Ensuite, il revenait au Conseil constitutionnel de confronter les dispositions contestées à cette double garantie.

 

Le Conseil a, tout d’abord, rappelé les conditions nécessaires au bénéfice de l’abattement pour durée de détention, avant que celui-ci ne soit remplacé par le dispositif de report d’imposition par la loi du 28 décembre 2011 de finances pour 2012.

 

Le dispositif fiscal institué par l’article 150-0 D bis du CGI dans ses rédactions antérieures à la loi du 28 décembre 2011 conduisait à une application d’un premier abattement à l’expiration de la sixième année de détention et à une exonération totale à l’expiration de la huitième année. Pour les titres ou droits acquis ou souscrits à compter du 1er janvier 2006, la durée de détention était décomptée à partir du 1er janvier de l’année de leur acquisition ou de leur souscription. Pour les titres et droits acquis avant le 1er janvier 2006, la durée de détention était décomptée à partir du 1er janvier 2006.

 

Ensuite, d’une part, le Conseil a relevé que, compte tenu de la durée minimale de détention exigée et de ce que le fait générateur de l’imposition intervient au jour de la cession des titres, aucun contribuable n’avait pu cédé des titres ayant été conservés pendant une durée suffisante pour bénéficier de l’abattement. Ces dispositions ne portaient donc atteinte à aucune situation légalement acquise.

 

D’autre part, le Conseil a examiné si le fait d’avoir détenu des titres durant une période inférieure à la durée de détention exigée par la loi pouvait avoir créé une attente légitime de bénéficier de l’abattement.

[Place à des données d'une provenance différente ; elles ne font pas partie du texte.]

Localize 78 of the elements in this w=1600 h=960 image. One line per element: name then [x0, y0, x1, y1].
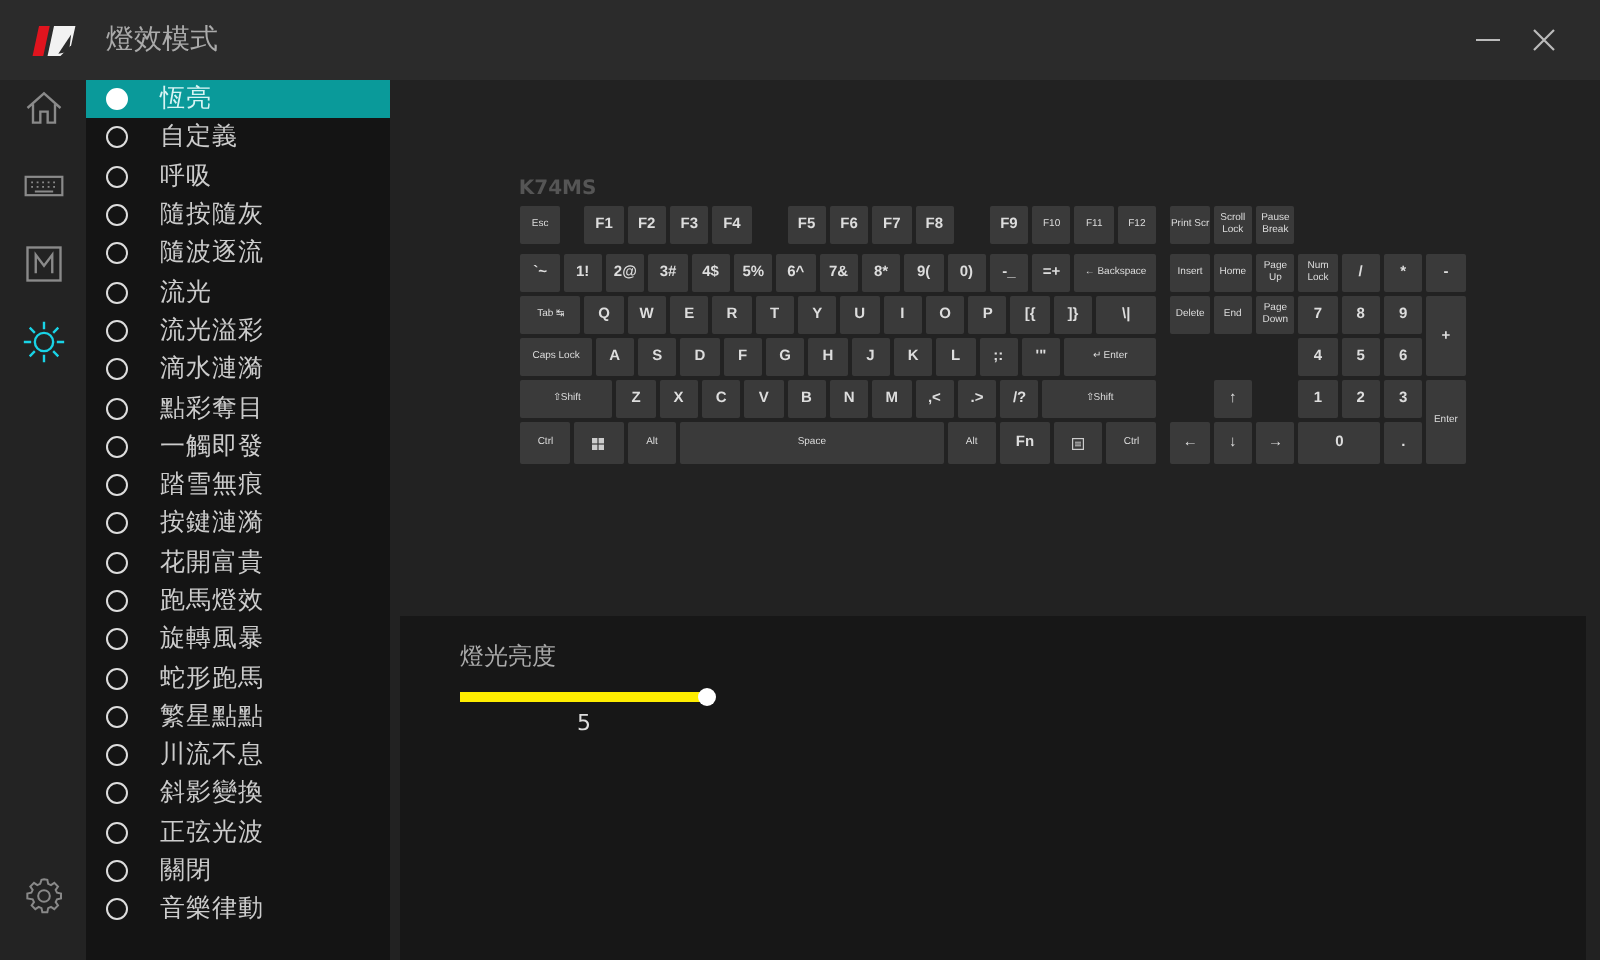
- settings-icon[interactable]: [23, 876, 63, 916]
- logo-icon: [32, 25, 76, 55]
- effect-item[interactable]: 點彩奪目: [86, 388, 390, 428]
- effect-label: 滴水漣漪: [160, 352, 264, 387]
- home-icon[interactable]: [21, 86, 65, 130]
- effect-item[interactable]: 呼吸: [86, 157, 390, 196]
- radio-button[interactable]: [106, 744, 128, 767]
- effect-label: 川流不息: [160, 738, 264, 773]
- close-icon[interactable]: [1532, 28, 1556, 52]
- radio-button[interactable]: [106, 319, 128, 342]
- radio-button[interactable]: [106, 204, 128, 227]
- effect-label: 踏雪無痕: [160, 468, 264, 503]
- radio-button[interactable]: [106, 281, 128, 304]
- effect-item[interactable]: 旋轉風暴: [86, 620, 390, 659]
- windows-icon: [592, 437, 605, 449]
- effect-item[interactable]: 川流不息: [86, 736, 390, 775]
- effect-item[interactable]: 音樂律動: [86, 890, 390, 930]
- effect-label: 隨按隨灰: [160, 198, 264, 233]
- effect-item[interactable]: 斜影變換: [86, 774, 390, 814]
- effect-label: 呼吸: [160, 159, 212, 194]
- radio-button[interactable]: [106, 590, 128, 612]
- effect-label: 跑馬燈效: [160, 584, 264, 618]
- effect-item[interactable]: 自定義: [86, 118, 390, 158]
- effect-label: 繁星點點: [160, 699, 264, 734]
- effect-label: 自定義: [160, 120, 238, 155]
- radio-button[interactable]: [106, 397, 128, 420]
- radio-button[interactable]: [106, 898, 128, 921]
- menu-key-icon: [1072, 437, 1085, 449]
- effect-label: 蛇形跑馬: [160, 661, 264, 696]
- radio-button[interactable]: [106, 474, 128, 497]
- effect-item[interactable]: 關閉: [86, 851, 390, 891]
- effect-item[interactable]: 按鍵漣漪: [86, 504, 390, 544]
- effect-label: 正弦光波: [160, 815, 264, 850]
- radio-button[interactable]: [106, 551, 128, 574]
- effect-item[interactable]: 正弦光波: [86, 813, 390, 852]
- m-letter-icon[interactable]: [21, 242, 65, 286]
- window-title: 燈效模式: [106, 22, 218, 58]
- radio-button[interactable]: [106, 242, 128, 265]
- effect-item[interactable]: 隨波逐流: [86, 234, 390, 273]
- brightness-value: 5: [575, 710, 593, 736]
- radio-button[interactable]: [106, 667, 128, 690]
- effect-item[interactable]: 流光: [86, 272, 390, 312]
- effect-item[interactable]: 蛇形跑馬: [86, 658, 390, 698]
- effect-label: 旋轉風暴: [160, 622, 264, 657]
- effect-item[interactable]: 踏雪無痕: [86, 465, 390, 505]
- sun-icon[interactable]: [21, 320, 65, 364]
- effect-label: 音樂律動: [160, 892, 264, 927]
- effect-item[interactable]: 跑馬燈效: [86, 581, 390, 621]
- key[interactable]: [574, 422, 624, 464]
- effect-item[interactable]: 滴水漣漪: [86, 350, 390, 389]
- effect-label: 隨波逐流: [160, 236, 264, 271]
- effect-label: 關閉: [160, 854, 212, 889]
- effect-item[interactable]: 一觸即發: [86, 427, 390, 466]
- radio-button[interactable]: [106, 435, 128, 458]
- effect-label: 斜影變換: [160, 776, 264, 811]
- radio-button[interactable]: [106, 358, 128, 381]
- effect-item[interactable]: 隨按隨灰: [86, 195, 390, 235]
- radio-button[interactable]: [106, 165, 128, 188]
- effect-label: 按鍵漣漪: [160, 506, 264, 541]
- effect-label: 流光: [160, 275, 212, 310]
- radio-button[interactable]: [106, 782, 128, 805]
- radio-button[interactable]: [106, 705, 128, 728]
- effect-label: 流光溢彩: [160, 313, 264, 348]
- radio-button[interactable]: [106, 821, 128, 844]
- effect-item[interactable]: 花開富貴: [86, 543, 390, 582]
- effect-item[interactable]: 流光溢彩: [86, 311, 390, 351]
- effect-label: 花開富貴: [160, 545, 264, 580]
- radio-button[interactable]: [106, 126, 128, 149]
- radio-button[interactable]: [106, 860, 128, 883]
- effect-label: 一觸即發: [160, 429, 264, 464]
- effect-label: 點彩奪目: [160, 391, 264, 426]
- effect-item[interactable]: 繁星點點: [86, 697, 390, 737]
- key[interactable]: [1053, 422, 1103, 464]
- radio-button[interactable]: [106, 628, 128, 651]
- slider-thumb[interactable]: [698, 688, 716, 706]
- effect-label: 恆亮: [160, 82, 212, 117]
- radio-button[interactable]: [106, 512, 128, 535]
- brightness-label: 燈光亮度: [460, 640, 556, 674]
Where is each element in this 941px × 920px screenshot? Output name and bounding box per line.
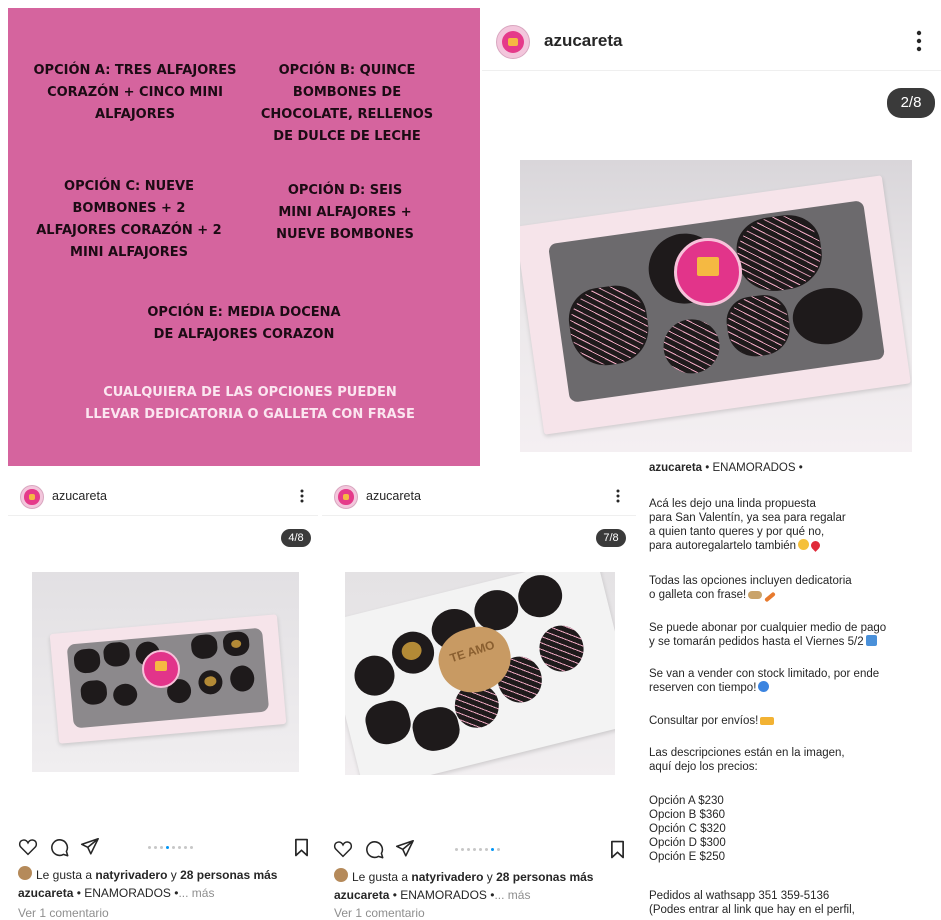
dedication-note: Cualquiera de las opciones pueden llevar…	[85, 385, 415, 422]
heart-icon[interactable]	[333, 840, 353, 863]
caption-username[interactable]: azucareta	[18, 886, 73, 900]
caption-paragraph-1: Acá les dejo una linda propuesta para Sa…	[649, 498, 846, 552]
more-vertical-icon[interactable]	[616, 489, 624, 505]
post-username[interactable]: azucareta	[544, 31, 622, 51]
likes-text: Le gusta a natyrivadero y 28 personas má…	[18, 866, 277, 882]
bookmark-icon[interactable]	[610, 840, 625, 864]
likes-count[interactable]: 28 personas más	[180, 868, 277, 882]
liker-avatar[interactable]	[334, 868, 348, 882]
caption-paragraph-4: Se van a vender con stock limitado, por …	[649, 668, 880, 694]
more-link[interactable]: ... más	[178, 886, 214, 900]
more-vertical-icon[interactable]	[300, 489, 308, 505]
view-comments-link[interactable]: Ver 1 comentario	[334, 906, 425, 920]
view-comments-link[interactable]: Ver 1 comentario	[18, 906, 109, 920]
caption-paragraph-3: Se puede abonar por cualquier medio de p…	[649, 622, 887, 648]
carousel-counter: 2/8	[887, 88, 935, 118]
option-b-text: Opción B: quince bombones de chocolate, …	[260, 63, 434, 144]
clock-emoji-icon	[758, 681, 770, 692]
price-list: Opción A $230 Opcion B $360 Opción C $32…	[649, 795, 726, 863]
calendar-emoji-icon	[865, 635, 877, 646]
post-photo[interactable]: TE AMO	[345, 572, 615, 775]
liker-avatar[interactable]	[18, 866, 32, 880]
pencil-emoji-icon	[764, 591, 777, 603]
bookmark-icon[interactable]	[294, 838, 309, 862]
caption-preview: azucareta • ENAMORADOS •... más	[18, 886, 215, 900]
share-icon[interactable]	[80, 837, 99, 861]
option-c-text: Opción C: nueve bombones + 2 alfajores c…	[36, 179, 222, 260]
post-photo[interactable]	[32, 572, 299, 772]
cookie-emoji-icon	[748, 591, 763, 599]
option-d-text: Opción D: seis mini alfajores + nueve bo…	[276, 183, 414, 242]
caption-paragraph-5: Consultar por envíos!	[649, 714, 775, 728]
more-link[interactable]: ... más	[494, 888, 530, 902]
likes-text: Le gusta a natyrivadero y 28 personas má…	[334, 868, 593, 884]
header-divider	[482, 70, 941, 71]
header-divider	[8, 515, 318, 516]
carousel-counter: 7/8	[596, 529, 626, 547]
caption-tag: • ENAMORADOS •	[702, 462, 803, 474]
share-icon[interactable]	[395, 839, 414, 863]
header-divider	[322, 515, 636, 516]
likes-count[interactable]: 28 personas más	[496, 870, 593, 884]
caption-paragraph-2: Todas las opciones incluyen dedicatoria …	[649, 575, 852, 603]
caption-username[interactable]: azucareta	[649, 462, 702, 474]
comment-icon[interactable]	[365, 840, 384, 864]
options-info-card: Opción A: tres alfajores corazón + cinco…	[8, 8, 480, 466]
brand-seal	[142, 650, 180, 688]
brand-seal	[674, 238, 742, 306]
avatar[interactable]	[334, 485, 358, 509]
heart-icon[interactable]	[18, 838, 38, 861]
red-heart-emoji-icon	[809, 539, 822, 552]
post-photo[interactable]	[520, 160, 912, 452]
caption-header: azucareta • ENAMORADOS •	[649, 462, 803, 474]
smile-emoji-icon	[798, 539, 810, 550]
option-a-text: Opción A: tres alfajores corazón + cinco…	[33, 63, 237, 122]
caption-username[interactable]: azucareta	[334, 888, 389, 902]
comment-icon[interactable]	[50, 838, 69, 862]
truck-emoji-icon	[760, 717, 775, 725]
caption-preview: azucareta • ENAMORADOS •... más	[334, 888, 531, 902]
avatar[interactable]	[496, 25, 530, 59]
avatar[interactable]	[20, 485, 44, 509]
option-e-text: Opción E: media docena de alfajores cora…	[147, 305, 341, 342]
caption-paragraph-8: Pedidos al wathsapp 351 359-5136 (Podes …	[649, 890, 855, 916]
post-username[interactable]: azucareta	[366, 489, 421, 503]
liker-username[interactable]: natyrivadero	[411, 870, 483, 884]
carousel-dots	[455, 848, 500, 851]
liker-username[interactable]: natyrivadero	[95, 868, 167, 882]
caption-paragraph-6: Las descripciones están en la imagen, aq…	[649, 747, 845, 773]
carousel-dots	[148, 846, 193, 849]
more-vertical-icon[interactable]	[916, 30, 928, 54]
post-username[interactable]: azucareta	[52, 489, 107, 503]
carousel-counter: 4/8	[281, 529, 311, 547]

Sur cette question, le Conseil a jugé que « la simple conservation de titres durant une période inférieure à la durée exigée par l’article 150-0 D bis du code général des impôts dans sa rédaction antérieure à la loi du 28 décembre 2011 n’a pu, à elle seule, faire naître une attente légitime de bénéficier de l’abattement en cause ».

 

Sans avoir à rechercher un motif d’intérêt général suffisant, le Conseil constitutionnel a donc rejeté le grief tiré de l’atteinte aux exigences découlant de l’article 16 de la Déclaration de 1789.

 

Le Conseil a écarté le grief des requérants tiré de ce que l’absence de l’abattement aurait institué une différence de traitement injustifiée avec les dirigeants de PME faisant valoir leurs droits à la retraite, pour lesquels la loi du 28 décembre 2011 n’a pas modifié les conditions de bénéfice d’un abattement sur les gains tirés de la cession de leurs titres

 

En définitive, le Conseil constitutionnel a déclaré les mots « L’imposition de la plus-value retirée de la cession à titre onéreux d’actions ou de parts de sociétés ou de droits démembrés portant sur ces actions ou parts » figurant au premier alinéa du 1 du paragraphe I de l’article 150-0 D bis du CGI, dans sa rédaction résultant de la loi n° 2012-354 du 14 mars 2012 de finances rectificative pour 2012, conformes à la Constitution.

 

[1] Décision n° 98-404 DC du 18 décembre 1998, Loi de financement de la sécurité sociale pour 1999, cons. 5.

 

[2] Décision n° 98-404 DC du 18 décembre 1998, Loi de financement de la sécurité sociale pour 1999, cons. 5

 

[3] Décision n° 2005-530 DC du 29 décembre 2005, Loi de finances pour 2006, cons. 45.

 

[4] Décision n° 2013-682 DC du 19 décembre 2013, Loi de financement de la sécurité sociale pour 2014, cons. 14.